In general, disclosing reserve information is extremely prejudicial to insurers because Ontario’s Rules of Civil Procedure require continuous disclosure and reserves can be changed at any time and are continually updated. If disclosure is required, the defendant would be required to continually disclose the existence of the reserve level as more information is received, and would have a continuing obligation to advise the plaintiff of changes in the reserve level up to the time of trial.

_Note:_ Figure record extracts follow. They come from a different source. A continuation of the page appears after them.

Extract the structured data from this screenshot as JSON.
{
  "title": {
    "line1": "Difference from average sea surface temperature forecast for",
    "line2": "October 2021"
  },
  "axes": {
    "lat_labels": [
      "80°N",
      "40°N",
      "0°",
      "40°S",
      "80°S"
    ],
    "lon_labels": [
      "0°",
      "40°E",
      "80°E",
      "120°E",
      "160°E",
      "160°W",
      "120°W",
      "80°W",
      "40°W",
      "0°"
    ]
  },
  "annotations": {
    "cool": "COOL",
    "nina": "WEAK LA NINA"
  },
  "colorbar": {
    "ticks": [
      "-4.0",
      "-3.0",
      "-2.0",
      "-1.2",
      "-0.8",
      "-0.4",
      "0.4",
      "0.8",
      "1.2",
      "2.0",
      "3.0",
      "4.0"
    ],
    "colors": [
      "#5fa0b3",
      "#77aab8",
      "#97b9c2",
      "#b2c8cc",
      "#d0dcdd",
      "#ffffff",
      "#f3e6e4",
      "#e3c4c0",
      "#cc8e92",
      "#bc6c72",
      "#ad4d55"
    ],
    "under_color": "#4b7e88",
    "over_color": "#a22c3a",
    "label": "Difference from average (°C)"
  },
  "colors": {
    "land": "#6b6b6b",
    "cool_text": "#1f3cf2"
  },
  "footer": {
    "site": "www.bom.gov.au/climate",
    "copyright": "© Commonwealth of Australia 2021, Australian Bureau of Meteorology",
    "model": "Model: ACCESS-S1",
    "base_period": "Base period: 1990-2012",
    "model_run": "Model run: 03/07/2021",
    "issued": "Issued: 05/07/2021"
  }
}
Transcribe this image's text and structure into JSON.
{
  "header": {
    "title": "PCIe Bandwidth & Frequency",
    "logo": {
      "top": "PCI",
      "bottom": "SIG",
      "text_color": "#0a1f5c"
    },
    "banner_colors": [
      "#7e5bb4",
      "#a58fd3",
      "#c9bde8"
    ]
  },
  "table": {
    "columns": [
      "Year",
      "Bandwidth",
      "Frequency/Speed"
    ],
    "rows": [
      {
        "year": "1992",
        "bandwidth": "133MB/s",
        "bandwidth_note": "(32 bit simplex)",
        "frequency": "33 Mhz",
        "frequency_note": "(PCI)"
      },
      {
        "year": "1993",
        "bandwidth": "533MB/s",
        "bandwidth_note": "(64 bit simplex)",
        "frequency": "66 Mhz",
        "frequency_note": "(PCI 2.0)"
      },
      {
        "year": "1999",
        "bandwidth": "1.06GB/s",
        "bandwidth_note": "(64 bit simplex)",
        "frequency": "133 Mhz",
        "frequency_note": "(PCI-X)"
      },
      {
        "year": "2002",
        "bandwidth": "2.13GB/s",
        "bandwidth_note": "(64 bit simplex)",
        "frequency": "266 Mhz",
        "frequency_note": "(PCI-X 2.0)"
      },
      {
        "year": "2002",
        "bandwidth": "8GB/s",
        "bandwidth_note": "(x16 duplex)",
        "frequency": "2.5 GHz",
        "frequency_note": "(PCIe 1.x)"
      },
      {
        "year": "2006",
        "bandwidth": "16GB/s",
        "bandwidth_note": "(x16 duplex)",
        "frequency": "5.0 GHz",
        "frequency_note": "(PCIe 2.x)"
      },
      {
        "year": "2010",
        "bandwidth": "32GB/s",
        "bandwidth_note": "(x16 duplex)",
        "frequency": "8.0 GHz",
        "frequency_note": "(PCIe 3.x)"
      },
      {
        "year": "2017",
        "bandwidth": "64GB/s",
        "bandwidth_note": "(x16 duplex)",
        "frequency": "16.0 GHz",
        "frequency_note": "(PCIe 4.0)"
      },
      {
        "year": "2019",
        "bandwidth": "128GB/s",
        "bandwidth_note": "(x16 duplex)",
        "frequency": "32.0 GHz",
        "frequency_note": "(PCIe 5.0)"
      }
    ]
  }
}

In effect, it places a continuing obligation to tell the plaintiff how much the insurer believes the case is worth, which is an unfair and unnecessary advantage to the plaintiff.
The insurer would be further prejudiced by the impairment of its ability to negotiate a settlement because knowledge of the reserve might make the plaintiff feel entitled to settlement in that amount even though the reserve is nothing more than an intelligent estimate of the risk as a whole by the insurer, which risk includes line items beyond those payable to the plaintiff, and is based upon the facts as known at the time.
In this case, Justice Nadeau held that the prejudice to the insurer outweighs any probative value the reserve information could have.
Disclosure of reserve information in the vast majority of cases is not required because reserves do not relate to the process or manner in which the claim is assessed or adjudicated and therefore not relevant to allegations of bad faith conduct. Even in the rare case where reserve information is relevant, disclosure should be opposed as it is highly prejudicial and could compromise trial fairness.